The Roswell Museum Federal Art Center

Exhibitions

The exhibition schedule included traveling shows assembled by the Federal Art Project (FAP), and locally-organized installations. Shows rotated quickly, with the main gallery usually featuring at least two FAP-organized exhibitions per month. Exhibitions were often combined, allowing visitors to see different types of work at once.  FAP shows often traveled by train, and art centers adhered to a specific schedule to ensure that they reached their destinations on time.


Paperwork accompanied every exhibition, which included checklists, shipping receipts, and schedules. Although the federal government usually paid for the shipping, individual art centers were responsible for making sure that each exhibition was shipped to its next destination on time. 



The exhibitions included an eclectic range of materials, from contemporary artwork produced by FAP workshops, to historical lithographs and photographic reproductions. Single-artist shows, such as a selection of watercolors from Erica Karawina (1904-1989), were frequent, as were group exhibitions or thematic topics.



The Roswell Museum also showed historical and anthropological materials, such as an exhibition on Mayan civilization organized by Tulane University. While most exhibits featured original art work, the Mayan exhibition included casts of sculpture, and a show of contemporary drawings from 1939 featured only reproductions. Some subjects were shown on multiple occasions, as was the case with the Index of American Design, which was exhibited on at least three occasions in 1938, 1940, and 1941. Locally-organized exhibitions included archaeological materials, antiques, and paintings by area artists. In 1930s Roswell, a museum visitor could view contemporary lithographs produced in New York, antiques from local collectors, and more. During the summer months of 1938 alone, the Roswell Museum hosted exhibitions about contemporary California mosaics, Currier and Ives prints, and oil and watercolor paintings.




 

Other shows explored New Mexico’s different cultures. Native American exhibitions appear in the schedule regularly, and encompassed historical artifacts as well as student painting from the Santa Fe Indian School. Hispanic traditions were also addressed, with examples including an exhibition highlighting santos, and a selection of plates from the Portfolio of Spanish Colonial Design, a set of fifty hand-colored woodblock and linocut prints illustrating different examples of Spanish Colonial decorative art in New Mexico. 

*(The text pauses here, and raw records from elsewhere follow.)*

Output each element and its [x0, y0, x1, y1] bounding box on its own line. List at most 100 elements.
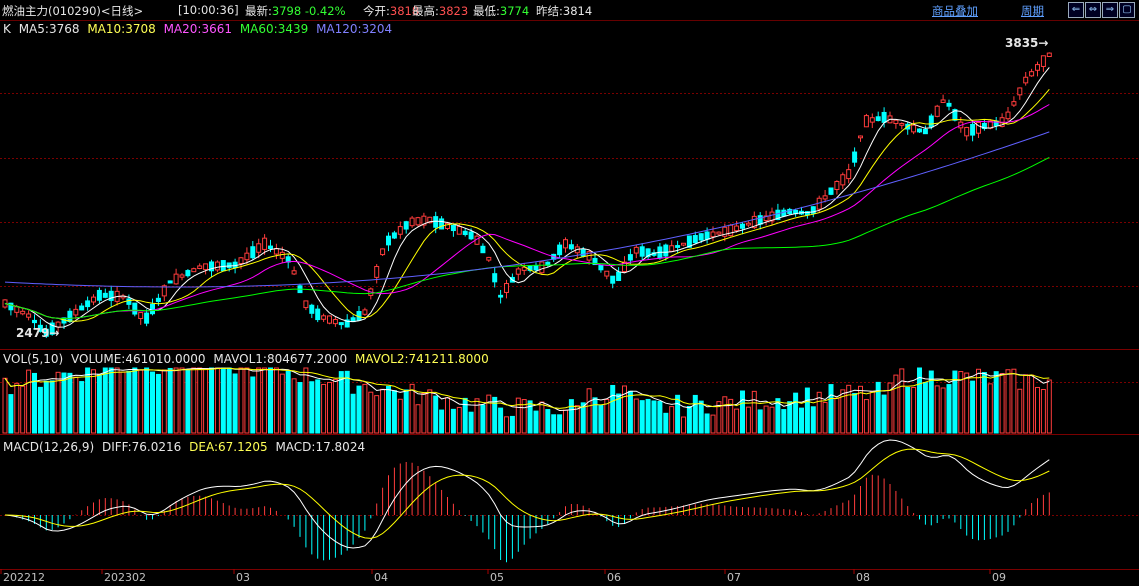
volume-bar — [610, 384, 616, 434]
volume-bar — [268, 367, 273, 434]
volume-bar — [344, 370, 350, 434]
volume-bar — [598, 404, 604, 434]
ma5-label: MA5:3768 — [18, 22, 80, 36]
volume-bar — [226, 367, 232, 434]
candle-body — [397, 226, 403, 235]
candle-body — [610, 275, 616, 284]
volume-bar — [681, 416, 686, 434]
candle-body — [321, 315, 327, 320]
volume-bar — [745, 406, 751, 434]
candle-body — [85, 300, 91, 308]
volume-bar — [321, 383, 327, 434]
candle-body — [91, 296, 96, 303]
volume-bar — [380, 388, 386, 434]
candle-body — [940, 99, 946, 103]
kline-chart[interactable]: 202212 202302 03 04 05 06 07 08 09 — [0, 0, 1139, 586]
volume-bar — [203, 368, 209, 434]
candle-body — [102, 292, 108, 298]
volume-bar — [315, 379, 321, 434]
volume-bar — [43, 380, 49, 434]
candle-body — [846, 169, 852, 180]
volume-bar — [173, 367, 179, 434]
candle-body — [362, 309, 368, 315]
candle-body — [893, 119, 899, 125]
volume-bar — [551, 414, 557, 434]
volume-bar — [114, 367, 120, 434]
volume-bar — [67, 372, 73, 434]
ma5-line — [4, 67, 1050, 328]
volume-bar — [191, 367, 197, 434]
volume-bar — [427, 389, 433, 434]
candle-body — [604, 270, 610, 277]
candle-body — [179, 274, 185, 278]
candle-body — [138, 312, 144, 320]
candle-body — [1023, 76, 1029, 84]
x-axis-label: 04 — [374, 571, 388, 584]
volume-bar — [669, 406, 675, 434]
volume-bar — [397, 398, 403, 434]
volume-bar — [1040, 388, 1046, 434]
candle-body — [557, 244, 563, 256]
candle-body — [486, 256, 492, 261]
candle-body — [781, 209, 787, 217]
volume-bar — [645, 398, 651, 434]
volume-bar — [734, 408, 740, 434]
volume-bar — [911, 386, 917, 434]
volume-bar — [20, 385, 26, 434]
candle-body — [14, 306, 20, 313]
volume-bar — [828, 384, 834, 434]
volume-bar — [368, 391, 374, 434]
volume-bar — [1005, 369, 1011, 434]
candle-body — [539, 261, 545, 274]
volume-bar — [250, 376, 256, 434]
candle-body — [191, 268, 197, 273]
volume-bar — [852, 393, 858, 434]
volume-bar — [303, 367, 309, 434]
volume-bar — [161, 369, 167, 434]
volume-bar — [185, 369, 191, 434]
volume-bar — [763, 405, 769, 434]
candle-body — [710, 231, 716, 238]
volume-bar — [515, 397, 521, 434]
ma120-line — [4, 131, 1050, 288]
candle-body — [1005, 111, 1011, 120]
candle-body — [757, 215, 763, 225]
volume-ma-lines — [4, 367, 1050, 412]
grid-lines — [0, 93, 1139, 570]
candle-body — [1011, 101, 1017, 106]
candle-body — [675, 245, 681, 248]
macd-legend: MACD(12,26,9) DIFF:76.0216 DEA:67.1205 M… — [3, 440, 369, 454]
volume-bar — [964, 372, 970, 434]
volume-bar — [144, 367, 150, 434]
candle-body — [716, 231, 722, 235]
candle-body — [692, 235, 698, 244]
volume-bar — [450, 408, 456, 434]
candle-body — [1046, 52, 1052, 58]
volume-bar — [279, 373, 285, 434]
x-axis-labels: 202212 202302 03 04 05 06 07 08 09 — [0, 569, 1006, 584]
candle-body — [226, 262, 232, 269]
ma20-label: MA20:3661 — [163, 22, 232, 36]
volume-bar — [1029, 374, 1035, 434]
ma60-label: MA60:3439 — [239, 22, 309, 36]
volume-bar — [533, 410, 539, 434]
candle-body — [858, 135, 863, 139]
volume-bar — [545, 409, 551, 434]
volume-bar — [863, 399, 869, 434]
candle-body — [922, 128, 928, 135]
candle-body — [899, 123, 905, 126]
volume-bar — [586, 388, 592, 434]
x-axis-label: 202302 — [104, 571, 146, 584]
candle-body — [332, 319, 338, 325]
volume-bar — [1035, 386, 1040, 434]
candle-body — [1017, 87, 1023, 96]
volume-bar — [2, 377, 8, 434]
volume-bar — [350, 393, 356, 434]
volume-bar — [1017, 388, 1023, 434]
candle-body — [669, 245, 675, 252]
volume-bar — [256, 367, 262, 434]
candle-body — [728, 224, 734, 237]
candle-body — [946, 102, 952, 107]
candle-body — [563, 239, 568, 249]
volume-bar — [793, 392, 799, 434]
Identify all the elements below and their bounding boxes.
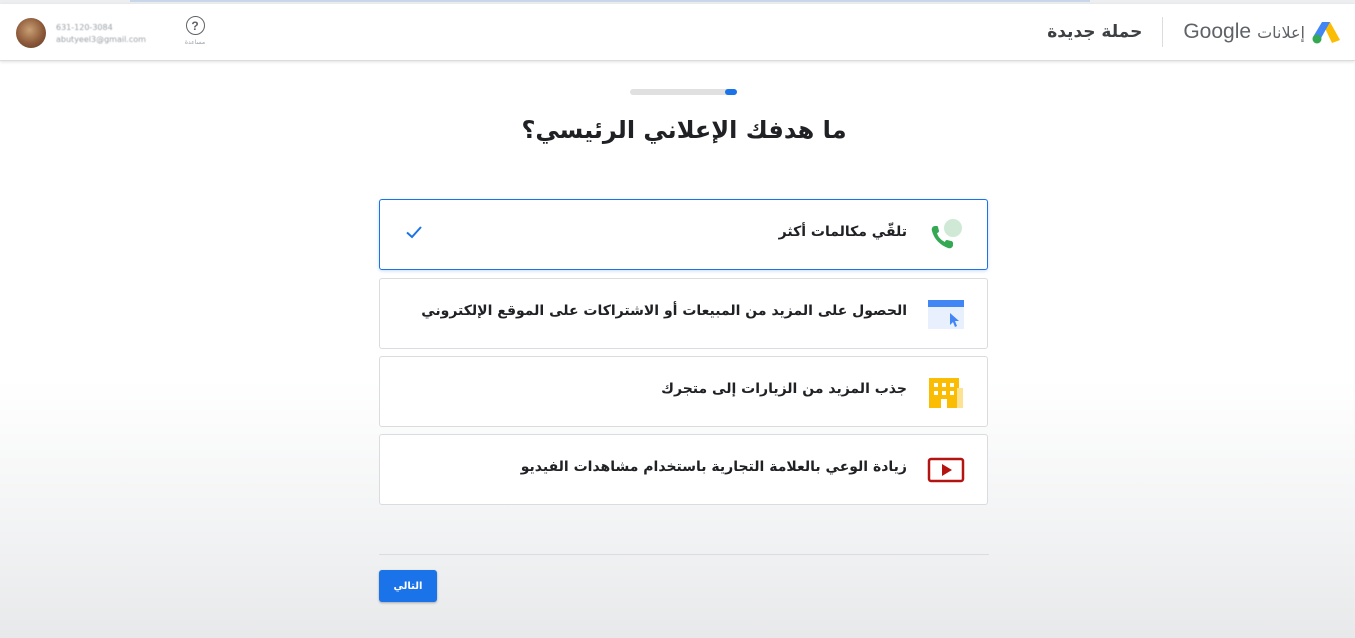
- page-title: حملة جديدة: [1047, 22, 1143, 42]
- header-divider: [1162, 17, 1164, 47]
- google-ads-brand[interactable]: Google إعلانات: [1183, 19, 1341, 45]
- store-building-icon: [929, 378, 963, 408]
- ads-campaign-page: 631-120-3084 abutyeel3@gmail.com ? مساعد…: [0, 0, 1355, 638]
- goal-option-brand-video[interactable]: زيادة الوعي بالعلامة التجارية باستخدام م…: [379, 434, 988, 505]
- brand-ads-text: إعلانات: [1257, 22, 1305, 42]
- account-info[interactable]: 631-120-3084 abutyeel3@gmail.com: [16, 16, 146, 50]
- progress-fill: [725, 89, 737, 95]
- app-header: 631-120-3084 abutyeel3@gmail.com ? مساعد…: [0, 4, 1355, 61]
- video-play-icon: [927, 457, 965, 483]
- next-button[interactable]: التالي: [379, 570, 437, 602]
- goal-option-calls[interactable]: تلقّي مكالمات أكثر: [379, 199, 988, 270]
- footer-divider: [379, 554, 989, 555]
- progress-bar: [630, 89, 737, 95]
- help-icon: ?: [185, 16, 205, 35]
- help-label: مساعدة: [184, 39, 206, 46]
- logo-area: حملة جديدة Google إعلانات: [1047, 14, 1341, 50]
- account-phone: 631-120-3084: [56, 22, 113, 32]
- account-email: abutyeel3@gmail.com: [56, 34, 146, 44]
- goal-option-website-sales[interactable]: الحصول على المزيد من المبيعات أو الاشترا…: [379, 278, 988, 349]
- avatar[interactable]: [16, 18, 46, 48]
- top-strip-bar: [130, 0, 1090, 2]
- checkmark-icon: [406, 226, 422, 239]
- page-question-title: ما هدفك الإعلاني الرئيسي؟: [521, 116, 847, 144]
- website-click-icon: [928, 300, 964, 329]
- google-ads-logo-icon: [1312, 22, 1340, 44]
- phone-call-icon: [931, 219, 962, 249]
- option-label: جذب المزيد من الزيارات إلى متجرك: [661, 381, 907, 397]
- brand-google-text: Google: [1183, 20, 1252, 43]
- goal-option-store-visits[interactable]: جذب المزيد من الزيارات إلى متجرك: [379, 356, 988, 427]
- account-text: 631-120-3084 abutyeel3@gmail.com: [56, 23, 146, 44]
- option-label: تلقّي مكالمات أكثر: [778, 224, 907, 240]
- option-label: الحصول على المزيد من المبيعات أو الاشترا…: [421, 303, 907, 319]
- option-label: زيادة الوعي بالعلامة التجارية باستخدام م…: [520, 459, 907, 475]
- help-button[interactable]: ? مساعدة: [182, 16, 208, 52]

Something about local exhibitions.


Locals were periodically encouraged to supplement touring exhibitions with their own art or artifacts. In the case of the 1938 showing of the Index of American Design, for instance, the local chapter of the Daughters of the American Revolution organized a show of antiques to be exhibited at the same time. Roswell residents were also invited to submit their objects for consideration in the Index, with qualified objects being recorded through watercolor renderings. Later that year, the Roswell Museum invited locals to bring their own Currier and Ives prints to supplement an exhibition organized by the Library of Congress. In perhaps the most elaborate example of community participation, a traveling exhibition of flower paintings was augmented with both a selection of local, juried flower paintings, and several arrangements of cut flowers from the Roswell Garden Club. By inviting residents to supplement rotating exhibitions with their own material, the Roswell Museum encouraged the community to contribute to exhibition content, a proactive role that underscored the participatory, educational focus of community art centers. The Roswell Museum presented itself as a collaborator even as it sought to educate visitors about its own beliefs regarding what constituted good art.